Arbitro ci prova: “Prendiamo un caffè”. La calciatrice rifiuta

Arbitro ci prova: “Prendiamo un caffè”. La calciatrice rifiuta

elena pavel

L’ultimo scandalo in termini di discriminazioni arriva direttamente dalla Spagna, dopo il ‘duello’ tra Maurizio Sarri e Roberto Mancini delle scorse settimane culminato fortunatamente con le scuse del primo accettate dal secondo, seppur a distanza di qualche giorno. Questa volta non riguarda il calcio maschile, bensì quello femminile, movimento in costante crescita ma che ancora fatica in alcuni frangenti a trovare la sua definitiva consacrazione, a causa anche di alcune sporadiche manifestazioni sessiste di addetti ai lavori e opinione pubblica in generale. L’ultima in ordine di tempo arriva come detto dalla penisola iberica dove durante un match di Primera Division de La Liga, corrispondente della Liga spagnola nel campionato di calcio femminile, che vedeva contrapposte le giocatrici di Sporting de Huelva alle rivali del Santa Teresa, l’arbitro della gara Santiago Quijada Alcon avrebbe avuto un acceso scambio verbale con la giocatrice romena di casa, Elena Pavel.

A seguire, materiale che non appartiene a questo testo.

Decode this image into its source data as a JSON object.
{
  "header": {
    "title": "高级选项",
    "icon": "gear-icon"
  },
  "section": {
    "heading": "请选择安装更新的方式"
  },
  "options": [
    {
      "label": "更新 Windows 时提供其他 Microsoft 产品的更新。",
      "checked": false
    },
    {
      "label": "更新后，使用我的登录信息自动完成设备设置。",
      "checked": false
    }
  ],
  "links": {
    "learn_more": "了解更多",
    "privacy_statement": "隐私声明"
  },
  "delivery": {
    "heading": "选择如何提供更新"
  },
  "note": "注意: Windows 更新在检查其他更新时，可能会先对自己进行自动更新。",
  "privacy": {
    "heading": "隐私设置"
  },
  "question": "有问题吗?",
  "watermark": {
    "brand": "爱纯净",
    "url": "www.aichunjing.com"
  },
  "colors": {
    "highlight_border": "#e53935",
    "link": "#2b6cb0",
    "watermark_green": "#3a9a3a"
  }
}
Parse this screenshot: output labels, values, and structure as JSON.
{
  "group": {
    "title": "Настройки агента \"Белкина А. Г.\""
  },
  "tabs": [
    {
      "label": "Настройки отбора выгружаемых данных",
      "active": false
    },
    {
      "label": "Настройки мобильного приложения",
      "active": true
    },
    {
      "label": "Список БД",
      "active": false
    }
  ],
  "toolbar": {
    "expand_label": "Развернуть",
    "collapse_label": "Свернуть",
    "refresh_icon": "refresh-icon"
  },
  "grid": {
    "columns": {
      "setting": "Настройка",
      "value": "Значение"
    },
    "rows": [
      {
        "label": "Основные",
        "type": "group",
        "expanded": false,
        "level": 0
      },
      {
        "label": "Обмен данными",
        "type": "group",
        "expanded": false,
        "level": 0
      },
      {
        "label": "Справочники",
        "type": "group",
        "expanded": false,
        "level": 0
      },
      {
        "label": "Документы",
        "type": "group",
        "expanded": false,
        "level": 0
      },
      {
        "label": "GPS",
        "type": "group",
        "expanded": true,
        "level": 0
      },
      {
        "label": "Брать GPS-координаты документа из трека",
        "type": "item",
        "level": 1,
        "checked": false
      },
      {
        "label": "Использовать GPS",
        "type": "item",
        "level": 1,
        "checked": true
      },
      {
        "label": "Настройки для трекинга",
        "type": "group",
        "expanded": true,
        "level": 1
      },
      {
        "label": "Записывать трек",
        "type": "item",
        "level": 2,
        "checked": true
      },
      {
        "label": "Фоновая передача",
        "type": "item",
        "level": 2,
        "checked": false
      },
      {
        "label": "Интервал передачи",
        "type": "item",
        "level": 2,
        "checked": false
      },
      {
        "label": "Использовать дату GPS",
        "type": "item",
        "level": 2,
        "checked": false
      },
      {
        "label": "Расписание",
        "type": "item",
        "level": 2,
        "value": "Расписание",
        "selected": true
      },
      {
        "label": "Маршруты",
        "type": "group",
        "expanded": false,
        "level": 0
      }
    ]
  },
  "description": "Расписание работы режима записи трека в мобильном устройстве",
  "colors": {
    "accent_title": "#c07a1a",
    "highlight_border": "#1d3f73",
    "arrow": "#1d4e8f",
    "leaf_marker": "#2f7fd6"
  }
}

AVANCE – Il direttore di gara, Alcon avrebbe infatti chiesto, stando alle parole della calciatrice dello Sporting, di prendere un caffè con lui rivolgendosi con il seguente invito: “Ehi morettina, dopo andiamo a prendere un caffé“. La Pavel non ha però gradito la richiesta e avrebbe invitato l’arbitro ad ‘usare il fischietto’. La vicenda si sarebbe poi ripercossa sul terreno di gioco, il direttore di gara ha poi espulso due componenti dello Sporting Huelva oltre a negare un calcio di rigore alla stessa compagine spagnola. Il match sarà quindi perso dallo Sporting per 3-2.

REAZIONI – In seguito all’accaduto Elena Pavel ha comunque deciso di non sporgere denuncia come da lei stessa dichiarato: “Mi sono sentita umiliata ma non sporgerò denuncia perché è la sua parola contro la mia. Ho smesso di credere nel calcio, nel fair play”.

La controparte, l’arbitro Alcon, ha però prontamente smentito l’intera vicenda e l’associazione arbitrale locale si è detta pronta anche a prendere provvedimenti contro Elena Pavel a causa della sua accusa.

Vedremo quindi come si concluderà l’ennesima pagina negativa di un calcio ancora malato e alla ricerca della cura definitiva.